In a 2012 online survey by the Chinese micro-blogging site Sina Weibo asking for views on abandonment centers, respondents were routinely scathing of the government.

“If we had done well on welfare security for the handicapped – especially for children – how many parents would want to throw away their kids? Baby safety islands are not a magnifier of humanity, but a mirror of government conscience,” wrote one blogger under the name Invincible Pupu.

Ten days after Guangzhou opened its abandonment center just before the Chinese New Year, it had already received 33 babies, all of whom had serious diseases. Among them, 10 were diagnosed with cerebral palsy.

Despite reports that abandonment centers are attracting large numbers of disabled children, many Chinese argue they remain the lesser of two social evils.

Liu, a young mother who works in a factory in Shenzhen, the mainland gateway to Hong Kong an hour’s drive from Guangzhou, says that mothers would give up their babies regardless of whether Chinese cities provide new abandonment centers.

“If you don’t want to, you wouldn’t do that no matter how good the island is,” she says. “But poor babies could have a shelter and be attended to.”

A survey conducted in Shenzhen in November found that 82 percent of people supported setting up a "baby hatch" in this overcrowded city of more than 10 million people, and 67 percent said they believed it would increase a baby’s chances of survival.

Only 15.5 percent were against the idea, although nearly one third said that abandonment centers would encourage parents to give up their children.

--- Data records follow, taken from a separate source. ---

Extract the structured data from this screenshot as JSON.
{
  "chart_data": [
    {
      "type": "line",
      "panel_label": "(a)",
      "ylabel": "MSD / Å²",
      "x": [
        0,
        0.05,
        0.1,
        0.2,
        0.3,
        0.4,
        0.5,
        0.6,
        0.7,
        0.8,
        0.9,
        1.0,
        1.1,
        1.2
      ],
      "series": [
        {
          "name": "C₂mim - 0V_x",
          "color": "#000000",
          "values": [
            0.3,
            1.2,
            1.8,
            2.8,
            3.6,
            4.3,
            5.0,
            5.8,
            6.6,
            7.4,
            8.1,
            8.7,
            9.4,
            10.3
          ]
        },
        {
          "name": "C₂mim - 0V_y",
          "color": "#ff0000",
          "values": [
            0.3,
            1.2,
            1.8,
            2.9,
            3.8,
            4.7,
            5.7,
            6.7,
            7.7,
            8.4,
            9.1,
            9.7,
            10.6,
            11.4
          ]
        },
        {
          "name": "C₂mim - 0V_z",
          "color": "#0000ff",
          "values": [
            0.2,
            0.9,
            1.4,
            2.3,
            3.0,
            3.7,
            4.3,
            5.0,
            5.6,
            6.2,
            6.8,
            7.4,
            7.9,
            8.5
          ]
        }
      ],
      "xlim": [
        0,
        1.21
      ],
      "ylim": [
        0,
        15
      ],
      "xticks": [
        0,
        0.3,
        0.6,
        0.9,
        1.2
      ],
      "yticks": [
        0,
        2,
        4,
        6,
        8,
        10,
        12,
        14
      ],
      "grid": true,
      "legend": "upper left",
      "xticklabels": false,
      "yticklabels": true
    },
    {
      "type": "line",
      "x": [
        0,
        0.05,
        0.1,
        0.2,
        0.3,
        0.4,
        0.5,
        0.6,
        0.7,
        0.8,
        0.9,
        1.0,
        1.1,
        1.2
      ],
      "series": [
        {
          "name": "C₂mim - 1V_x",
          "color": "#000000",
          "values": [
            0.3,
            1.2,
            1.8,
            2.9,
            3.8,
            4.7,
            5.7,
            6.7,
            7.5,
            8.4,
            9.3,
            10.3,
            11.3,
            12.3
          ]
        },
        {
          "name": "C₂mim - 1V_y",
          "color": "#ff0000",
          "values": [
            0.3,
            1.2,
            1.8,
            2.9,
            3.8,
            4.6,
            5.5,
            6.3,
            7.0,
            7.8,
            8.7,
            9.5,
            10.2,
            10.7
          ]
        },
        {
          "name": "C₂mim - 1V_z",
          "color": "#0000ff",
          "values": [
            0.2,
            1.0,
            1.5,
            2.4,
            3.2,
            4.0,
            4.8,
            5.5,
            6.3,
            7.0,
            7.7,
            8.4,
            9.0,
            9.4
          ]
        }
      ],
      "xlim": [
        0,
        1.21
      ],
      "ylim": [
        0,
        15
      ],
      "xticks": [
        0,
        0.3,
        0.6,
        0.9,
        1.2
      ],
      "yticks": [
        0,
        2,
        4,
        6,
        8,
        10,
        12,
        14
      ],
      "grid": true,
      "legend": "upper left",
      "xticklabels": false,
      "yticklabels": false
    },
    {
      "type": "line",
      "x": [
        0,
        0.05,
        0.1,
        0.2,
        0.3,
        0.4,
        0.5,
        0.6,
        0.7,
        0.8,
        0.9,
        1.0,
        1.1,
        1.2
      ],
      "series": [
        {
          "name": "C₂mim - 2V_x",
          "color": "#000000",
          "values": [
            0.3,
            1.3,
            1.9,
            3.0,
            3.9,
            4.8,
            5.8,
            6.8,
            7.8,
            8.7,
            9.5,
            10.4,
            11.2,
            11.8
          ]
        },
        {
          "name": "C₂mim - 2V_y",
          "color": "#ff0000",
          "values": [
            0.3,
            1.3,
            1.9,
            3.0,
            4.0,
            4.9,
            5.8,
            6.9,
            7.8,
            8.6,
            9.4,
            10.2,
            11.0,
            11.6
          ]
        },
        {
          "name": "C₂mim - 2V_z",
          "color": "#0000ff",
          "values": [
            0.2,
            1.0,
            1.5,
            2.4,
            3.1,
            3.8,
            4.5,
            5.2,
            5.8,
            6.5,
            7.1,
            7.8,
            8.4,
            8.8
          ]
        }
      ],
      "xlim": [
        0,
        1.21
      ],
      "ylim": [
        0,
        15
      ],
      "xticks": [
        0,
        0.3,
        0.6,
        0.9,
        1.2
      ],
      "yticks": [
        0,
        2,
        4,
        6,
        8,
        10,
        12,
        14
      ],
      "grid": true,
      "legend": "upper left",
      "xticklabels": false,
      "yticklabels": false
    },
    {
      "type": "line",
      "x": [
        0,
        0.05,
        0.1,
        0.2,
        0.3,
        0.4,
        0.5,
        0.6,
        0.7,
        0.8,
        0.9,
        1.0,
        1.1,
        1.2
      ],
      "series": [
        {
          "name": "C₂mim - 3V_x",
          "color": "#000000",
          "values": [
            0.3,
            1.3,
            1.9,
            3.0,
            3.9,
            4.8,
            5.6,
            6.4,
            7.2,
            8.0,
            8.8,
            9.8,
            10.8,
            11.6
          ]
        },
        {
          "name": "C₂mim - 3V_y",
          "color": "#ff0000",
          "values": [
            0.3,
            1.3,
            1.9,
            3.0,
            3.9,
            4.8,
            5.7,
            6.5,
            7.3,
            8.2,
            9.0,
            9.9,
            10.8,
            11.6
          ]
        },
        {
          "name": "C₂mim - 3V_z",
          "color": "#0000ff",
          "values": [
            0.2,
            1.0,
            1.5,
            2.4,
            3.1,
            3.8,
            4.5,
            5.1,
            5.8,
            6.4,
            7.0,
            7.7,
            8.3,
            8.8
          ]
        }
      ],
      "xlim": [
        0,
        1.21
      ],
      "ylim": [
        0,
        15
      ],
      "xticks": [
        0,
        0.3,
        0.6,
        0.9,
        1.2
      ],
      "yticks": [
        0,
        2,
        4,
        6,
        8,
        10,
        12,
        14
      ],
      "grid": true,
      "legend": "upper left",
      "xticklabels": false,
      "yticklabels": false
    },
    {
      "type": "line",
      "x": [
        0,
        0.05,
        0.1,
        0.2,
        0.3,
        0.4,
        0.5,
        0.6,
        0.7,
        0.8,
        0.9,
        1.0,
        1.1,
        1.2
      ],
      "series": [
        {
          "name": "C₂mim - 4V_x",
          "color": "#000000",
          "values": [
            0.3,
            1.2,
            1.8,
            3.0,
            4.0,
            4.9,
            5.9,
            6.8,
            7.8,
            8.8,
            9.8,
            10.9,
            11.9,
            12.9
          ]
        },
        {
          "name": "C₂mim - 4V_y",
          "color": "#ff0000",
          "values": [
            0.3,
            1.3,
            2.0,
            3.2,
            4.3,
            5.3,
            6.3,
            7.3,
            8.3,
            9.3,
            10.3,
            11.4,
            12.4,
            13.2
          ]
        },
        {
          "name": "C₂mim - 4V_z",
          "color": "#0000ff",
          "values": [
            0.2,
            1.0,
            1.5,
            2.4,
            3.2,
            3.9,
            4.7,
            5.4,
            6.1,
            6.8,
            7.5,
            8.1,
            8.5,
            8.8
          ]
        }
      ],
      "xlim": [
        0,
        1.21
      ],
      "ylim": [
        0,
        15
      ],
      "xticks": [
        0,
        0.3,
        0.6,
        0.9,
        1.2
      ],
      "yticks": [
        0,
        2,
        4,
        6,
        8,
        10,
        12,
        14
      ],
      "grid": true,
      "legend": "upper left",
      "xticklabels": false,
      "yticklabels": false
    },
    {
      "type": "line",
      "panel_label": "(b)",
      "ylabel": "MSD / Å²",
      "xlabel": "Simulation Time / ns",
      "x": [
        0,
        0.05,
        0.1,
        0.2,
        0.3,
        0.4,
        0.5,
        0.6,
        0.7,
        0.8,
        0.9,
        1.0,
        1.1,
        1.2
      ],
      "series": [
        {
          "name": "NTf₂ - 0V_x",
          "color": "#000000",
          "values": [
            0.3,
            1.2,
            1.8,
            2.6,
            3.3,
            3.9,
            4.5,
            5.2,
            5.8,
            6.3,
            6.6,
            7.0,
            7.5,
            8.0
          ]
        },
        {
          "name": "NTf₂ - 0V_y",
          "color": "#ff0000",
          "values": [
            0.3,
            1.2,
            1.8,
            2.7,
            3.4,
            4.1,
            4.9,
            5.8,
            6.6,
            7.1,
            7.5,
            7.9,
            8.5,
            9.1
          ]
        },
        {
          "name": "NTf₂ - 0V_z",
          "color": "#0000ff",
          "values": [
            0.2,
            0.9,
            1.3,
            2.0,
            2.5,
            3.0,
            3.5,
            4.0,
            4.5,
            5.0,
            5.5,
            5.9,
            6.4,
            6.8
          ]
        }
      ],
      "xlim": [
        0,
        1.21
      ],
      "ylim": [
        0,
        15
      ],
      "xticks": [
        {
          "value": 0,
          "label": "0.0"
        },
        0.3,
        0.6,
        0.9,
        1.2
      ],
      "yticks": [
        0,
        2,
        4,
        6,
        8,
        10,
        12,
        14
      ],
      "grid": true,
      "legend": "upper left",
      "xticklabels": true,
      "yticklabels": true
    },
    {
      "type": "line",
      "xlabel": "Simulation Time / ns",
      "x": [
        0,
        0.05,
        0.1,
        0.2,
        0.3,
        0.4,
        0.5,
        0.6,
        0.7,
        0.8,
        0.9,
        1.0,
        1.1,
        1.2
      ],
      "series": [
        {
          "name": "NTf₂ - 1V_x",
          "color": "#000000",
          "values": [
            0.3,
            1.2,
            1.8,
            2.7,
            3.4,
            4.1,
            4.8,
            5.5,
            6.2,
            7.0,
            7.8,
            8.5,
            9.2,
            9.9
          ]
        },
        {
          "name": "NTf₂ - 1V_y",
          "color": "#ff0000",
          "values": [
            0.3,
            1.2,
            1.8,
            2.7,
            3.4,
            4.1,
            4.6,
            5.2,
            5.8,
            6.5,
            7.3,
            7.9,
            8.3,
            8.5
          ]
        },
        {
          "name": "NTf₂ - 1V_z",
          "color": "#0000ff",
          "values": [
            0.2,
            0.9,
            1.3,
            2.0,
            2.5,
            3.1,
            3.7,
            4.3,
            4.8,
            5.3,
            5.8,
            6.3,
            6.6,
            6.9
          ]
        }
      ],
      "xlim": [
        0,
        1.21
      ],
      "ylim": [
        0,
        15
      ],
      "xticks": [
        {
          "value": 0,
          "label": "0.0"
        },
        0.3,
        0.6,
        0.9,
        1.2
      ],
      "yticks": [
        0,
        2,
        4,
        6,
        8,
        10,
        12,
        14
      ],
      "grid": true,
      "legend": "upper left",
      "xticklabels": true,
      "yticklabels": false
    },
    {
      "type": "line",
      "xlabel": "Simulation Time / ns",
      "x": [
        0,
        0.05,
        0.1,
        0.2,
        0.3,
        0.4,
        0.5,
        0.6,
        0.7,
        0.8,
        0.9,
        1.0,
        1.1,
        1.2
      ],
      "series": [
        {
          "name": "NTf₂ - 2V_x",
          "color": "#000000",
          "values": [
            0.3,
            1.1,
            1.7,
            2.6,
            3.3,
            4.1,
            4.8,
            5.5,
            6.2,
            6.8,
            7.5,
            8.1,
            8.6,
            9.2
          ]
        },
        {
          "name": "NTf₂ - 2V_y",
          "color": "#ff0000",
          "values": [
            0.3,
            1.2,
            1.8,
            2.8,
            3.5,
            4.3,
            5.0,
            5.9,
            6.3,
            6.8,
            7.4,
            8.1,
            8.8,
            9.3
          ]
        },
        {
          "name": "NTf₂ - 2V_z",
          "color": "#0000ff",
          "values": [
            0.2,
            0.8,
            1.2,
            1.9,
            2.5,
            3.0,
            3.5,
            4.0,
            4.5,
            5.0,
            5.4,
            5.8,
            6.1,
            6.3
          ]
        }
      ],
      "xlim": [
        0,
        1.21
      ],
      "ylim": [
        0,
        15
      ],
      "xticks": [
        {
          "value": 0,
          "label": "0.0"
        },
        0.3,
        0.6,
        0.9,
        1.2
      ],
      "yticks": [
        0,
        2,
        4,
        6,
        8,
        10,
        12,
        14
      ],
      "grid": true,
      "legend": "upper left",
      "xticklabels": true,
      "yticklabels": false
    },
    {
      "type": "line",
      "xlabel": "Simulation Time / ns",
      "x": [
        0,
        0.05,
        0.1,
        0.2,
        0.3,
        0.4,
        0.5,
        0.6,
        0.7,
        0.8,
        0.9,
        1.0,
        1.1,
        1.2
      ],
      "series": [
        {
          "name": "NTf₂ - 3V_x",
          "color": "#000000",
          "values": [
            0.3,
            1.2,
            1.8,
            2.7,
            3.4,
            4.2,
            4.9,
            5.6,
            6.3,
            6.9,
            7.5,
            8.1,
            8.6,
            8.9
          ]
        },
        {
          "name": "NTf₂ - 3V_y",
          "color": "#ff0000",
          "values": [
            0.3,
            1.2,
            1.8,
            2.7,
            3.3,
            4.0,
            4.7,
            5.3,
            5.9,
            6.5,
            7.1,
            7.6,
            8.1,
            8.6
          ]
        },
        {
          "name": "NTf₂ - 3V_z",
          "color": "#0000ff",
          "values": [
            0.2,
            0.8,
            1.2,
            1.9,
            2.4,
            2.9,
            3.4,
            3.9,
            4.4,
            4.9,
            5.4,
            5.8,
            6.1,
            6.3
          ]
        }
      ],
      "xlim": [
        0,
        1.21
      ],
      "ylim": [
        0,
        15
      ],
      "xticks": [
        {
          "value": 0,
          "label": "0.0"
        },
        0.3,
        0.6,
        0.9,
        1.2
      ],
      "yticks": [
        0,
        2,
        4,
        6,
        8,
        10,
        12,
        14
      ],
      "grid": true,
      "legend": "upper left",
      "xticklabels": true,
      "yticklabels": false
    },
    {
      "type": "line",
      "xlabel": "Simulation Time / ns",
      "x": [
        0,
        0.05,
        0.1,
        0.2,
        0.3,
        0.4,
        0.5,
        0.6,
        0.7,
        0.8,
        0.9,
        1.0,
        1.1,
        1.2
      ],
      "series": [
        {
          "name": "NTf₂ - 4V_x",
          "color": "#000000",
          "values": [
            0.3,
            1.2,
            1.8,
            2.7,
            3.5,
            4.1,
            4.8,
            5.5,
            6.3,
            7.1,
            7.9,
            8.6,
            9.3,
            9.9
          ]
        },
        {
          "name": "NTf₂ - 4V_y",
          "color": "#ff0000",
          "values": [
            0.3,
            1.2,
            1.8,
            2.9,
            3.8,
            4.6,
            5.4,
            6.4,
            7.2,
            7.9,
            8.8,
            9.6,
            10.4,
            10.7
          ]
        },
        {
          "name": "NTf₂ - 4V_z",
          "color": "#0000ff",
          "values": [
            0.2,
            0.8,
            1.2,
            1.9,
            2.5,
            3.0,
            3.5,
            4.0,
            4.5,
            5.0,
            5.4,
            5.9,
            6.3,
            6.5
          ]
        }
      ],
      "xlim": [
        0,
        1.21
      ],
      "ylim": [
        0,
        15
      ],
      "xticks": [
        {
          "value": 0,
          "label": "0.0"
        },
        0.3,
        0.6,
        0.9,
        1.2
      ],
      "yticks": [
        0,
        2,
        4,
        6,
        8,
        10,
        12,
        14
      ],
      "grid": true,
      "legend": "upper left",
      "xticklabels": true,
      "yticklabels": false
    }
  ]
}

Tang Rongsheng, director of the Shenzhen Welfare Center, has argued that establishing "baby safety islands" comes down to a basic question of saving young lives.

“If we deny this with the excuse that we’re providing convenience for abandonment crimes in fact we are sacrificing the lives of babies which is against the law, social morality and our civilization,” he told the Guangzhou-based newspaper Southern Daily.